Second, check applicable law. In virtually every state, involuntarily terminating the employee will, at least to some degree, compromise enforceability. The question will be the size of the disadvantage and the weight the court gives to it.

Third, if you are at the termination stage and your agreement provides for enforcement, consider paying the employee during some or all of the restriction period, potentially through a separation or consulting agreement (which would also allow the employee to re-affirm the underlying non-compete agreement).

Fourth, if paying the employee is not of interest or viable, give a hard look to both the reasons for termination and other circumstances at play. For example, in most states, the following factors will mitigate the impact of the termination: it was a high-level and/or long-term employee, the termination was for reasons unrelated to ability or everyday job performance (e.g., attendance, misconduct), and/or the employee held and used significant confidential information. On the other hand, where the employee was relatively low-level, employed for only a short term, worked hard but was a poor performer, and/or did not hold confidential information, your chances for success will likely be more limited.

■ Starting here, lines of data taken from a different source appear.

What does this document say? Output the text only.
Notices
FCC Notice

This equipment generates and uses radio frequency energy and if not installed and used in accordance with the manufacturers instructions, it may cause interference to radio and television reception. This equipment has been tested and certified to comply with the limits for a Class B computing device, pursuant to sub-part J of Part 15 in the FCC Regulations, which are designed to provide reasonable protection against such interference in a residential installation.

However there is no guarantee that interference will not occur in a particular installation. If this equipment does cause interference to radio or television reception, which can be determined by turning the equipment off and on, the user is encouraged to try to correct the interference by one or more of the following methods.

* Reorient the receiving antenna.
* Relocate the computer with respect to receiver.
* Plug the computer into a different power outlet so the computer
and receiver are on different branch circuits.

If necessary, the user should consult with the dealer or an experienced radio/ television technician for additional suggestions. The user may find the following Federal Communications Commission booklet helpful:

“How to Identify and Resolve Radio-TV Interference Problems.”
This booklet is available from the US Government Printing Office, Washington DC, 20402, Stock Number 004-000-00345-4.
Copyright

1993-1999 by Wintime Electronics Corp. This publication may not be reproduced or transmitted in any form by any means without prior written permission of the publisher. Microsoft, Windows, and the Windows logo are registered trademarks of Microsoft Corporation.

Lastly, do not underestimate the fact that, unlike other areas of the law, non-competes largely remain creatures of equity, and judges therefore typically have significant discretion to fashion a "fair" remedy — whatever they might deem that to be. Some judges, for a variety of reasons, may simply believe that it would be unfair to enforce the non-compete under the circumstances. You will therefore want to explore your potential pool of judges and select your venue carefully.

The content of this article is intended to provide a general guide to the subject matter. Specialist advice should be sought about your specific circumstances.